The mimic octupus’ body is made of muscle, without a spine or any kind of protection like armour, or poisons. This makes it a yummy lunch for deep water carnivores, such as barracudas and sharks.
SMALL MIMIC AT LARGE
This aquatic chameleon is rather small, growing up to 60cm long. It has brown and white stripes, or sometimes spots. In its resting state, it’s pale brown in colour, blending in nicely with its muddy surroundings. Its tentacles are 25cm long and as thick as a pencil. As with all octopi, it has eight arms, and a mantle with three hearts and other organs. It uses a siphon for jet propulsion to speed along the ocean floor. Each tentacle has two rows of suckers that have touch sensors and chemoreceptors. This means it can feel and taste its food before it eats it. Talk about high-tech spy gear!
HIDE AND SEEK
It likes to lurk in waters less than 15m deep where there is sand or silt, usually near river mouths or estuaries. The mimic octopus only lives for nine months. Until the mimic octopus was discovered, an octopus that has the remarkable ability to impersonate another animal had never been observed. It’s believed that the mimic octopus developed this trait because it forages in daylight and in shallow waters (unlike other octopi) which makes it an easy target. To survive, it has to pretend to be various other creatures.

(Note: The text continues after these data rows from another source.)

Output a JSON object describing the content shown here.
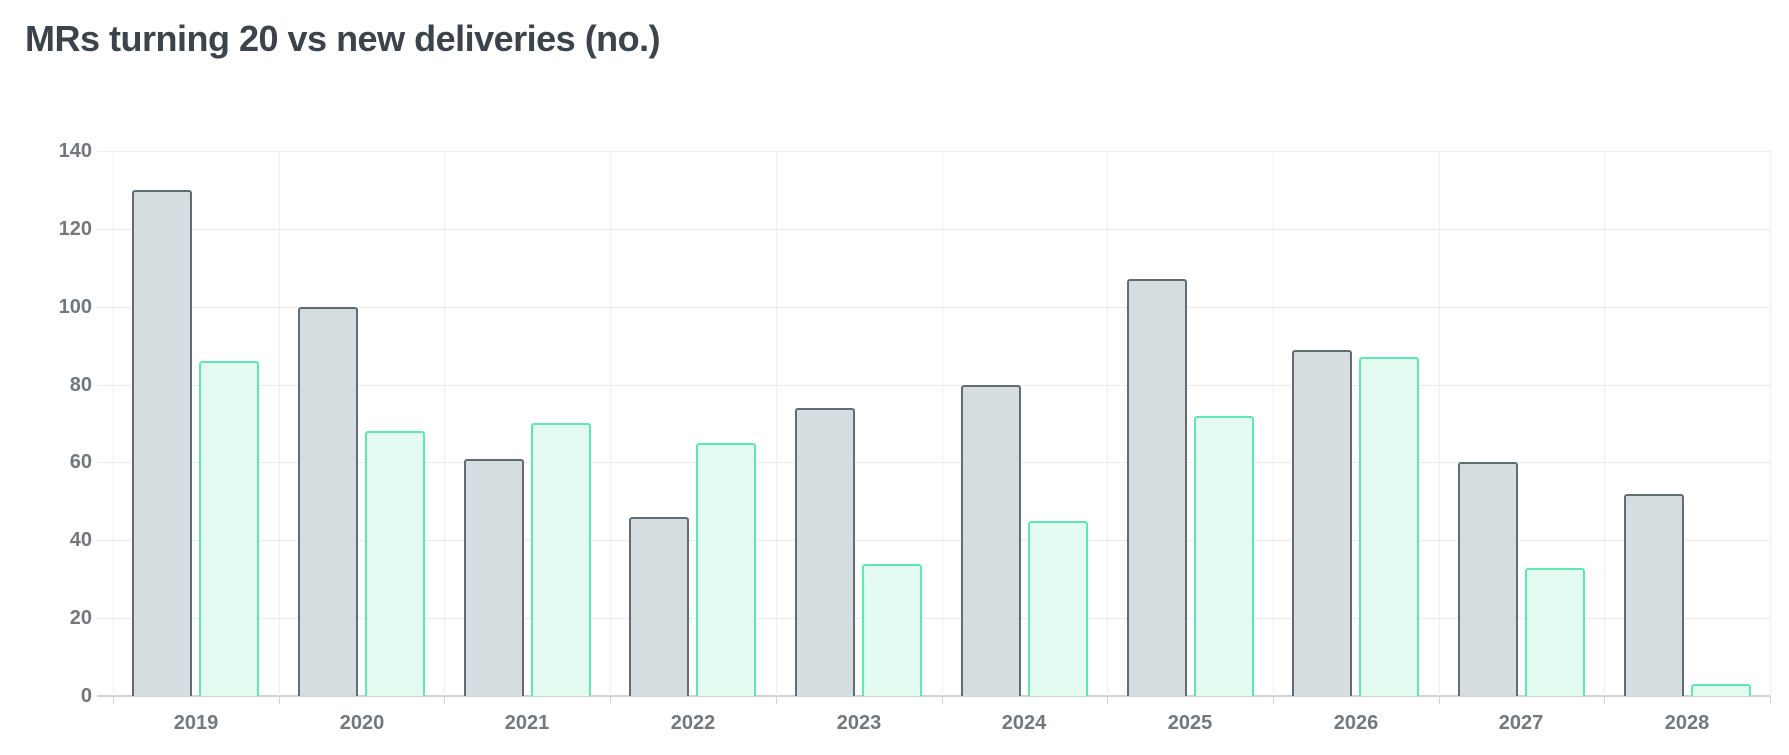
{
  "title": "MRs turning 20 vs new deliveries (no.)",
  "chart_data": {
    "type": "bar",
    "title": "MRs turning 20 vs new deliveries (no.)",
    "categories": [
      "2019",
      "2020",
      "2021",
      "2022",
      "2023",
      "2024",
      "2025",
      "2026",
      "2027",
      "2028"
    ],
    "series": [
      {
        "name": "MRs turning 20",
        "fill": "#d5dde0",
        "border": "#626c72",
        "values": [
          130,
          100,
          61,
          46,
          74,
          80,
          107,
          89,
          60,
          52
        ]
      },
      {
        "name": "New deliveries",
        "fill": "#e4fbf1",
        "border": "#5fe6b5",
        "values": [
          86,
          68,
          70,
          65,
          34,
          45,
          72,
          87,
          33,
          3
        ]
      }
    ],
    "xlabel": "",
    "ylabel": "",
    "ylim": [
      0,
      140
    ],
    "yticks": [
      0,
      20,
      40,
      60,
      80,
      100,
      120,
      140
    ],
    "grid": true,
    "legend_position": "none"
  }
}
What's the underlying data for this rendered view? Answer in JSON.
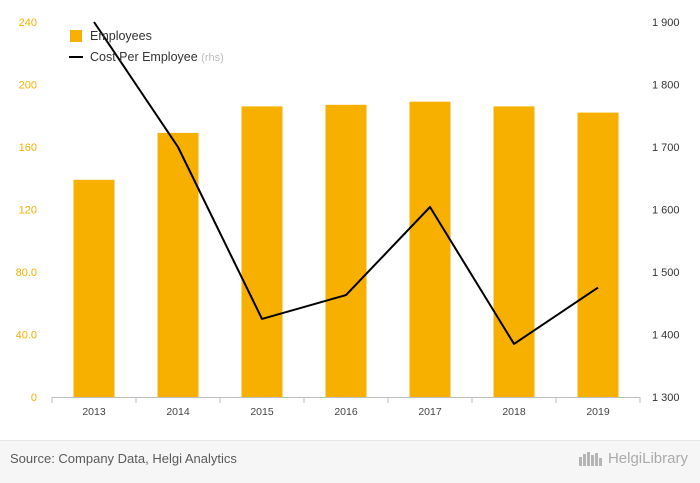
{
  "chart_data": {
    "type": "bar+line",
    "categories": [
      "2013",
      "2014",
      "2015",
      "2016",
      "2017",
      "2018",
      "2019"
    ],
    "series": [
      {
        "name": "Employees",
        "type": "bar",
        "axis": "left",
        "color": "#f7b000",
        "values": [
          139,
          169,
          186,
          187,
          189,
          186,
          182
        ]
      },
      {
        "name": "Cost Per Employee",
        "suffix": "(rhs)",
        "type": "line",
        "axis": "right",
        "color": "#000000",
        "values": [
          1900,
          1700,
          1425,
          1463,
          1604,
          1385,
          1475
        ]
      }
    ],
    "y_left": {
      "lim": [
        0,
        240
      ],
      "ticks": [
        {
          "v": 0,
          "label": "0"
        },
        {
          "v": 40,
          "label": "40.0"
        },
        {
          "v": 80,
          "label": "80.0"
        },
        {
          "v": 120,
          "label": "120"
        },
        {
          "v": 160,
          "label": "160"
        },
        {
          "v": 200,
          "label": "200"
        },
        {
          "v": 240,
          "label": "240"
        }
      ]
    },
    "y_right": {
      "lim": [
        1300,
        1900
      ],
      "ticks": [
        {
          "v": 1300,
          "label": "1 300"
        },
        {
          "v": 1400,
          "label": "1 400"
        },
        {
          "v": 1500,
          "label": "1 500"
        },
        {
          "v": 1600,
          "label": "1 600"
        },
        {
          "v": 1700,
          "label": "1 700"
        },
        {
          "v": 1800,
          "label": "1 800"
        },
        {
          "v": 1900,
          "label": "1 900"
        }
      ]
    },
    "grid": false,
    "legend_position": "top-left",
    "left_tick_color": "#f7b000",
    "right_tick_color": "#333333"
  },
  "footer": {
    "source": "Source: Company Data, Helgi Analytics",
    "logo_text": "HelgiLibrary"
  }
}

This masterful acting also comes in handy when looking for prey. The mimic octopus is known to impersonate a crab looking for a mate. Just when a crab thinks it has finally found a chance for romance, it’s gobbled up by the octopus.
If you ever get the chance to go snorkeling off the coast of Sulawes, Indonesia, just remember that the jellyfish might not be who he says he is!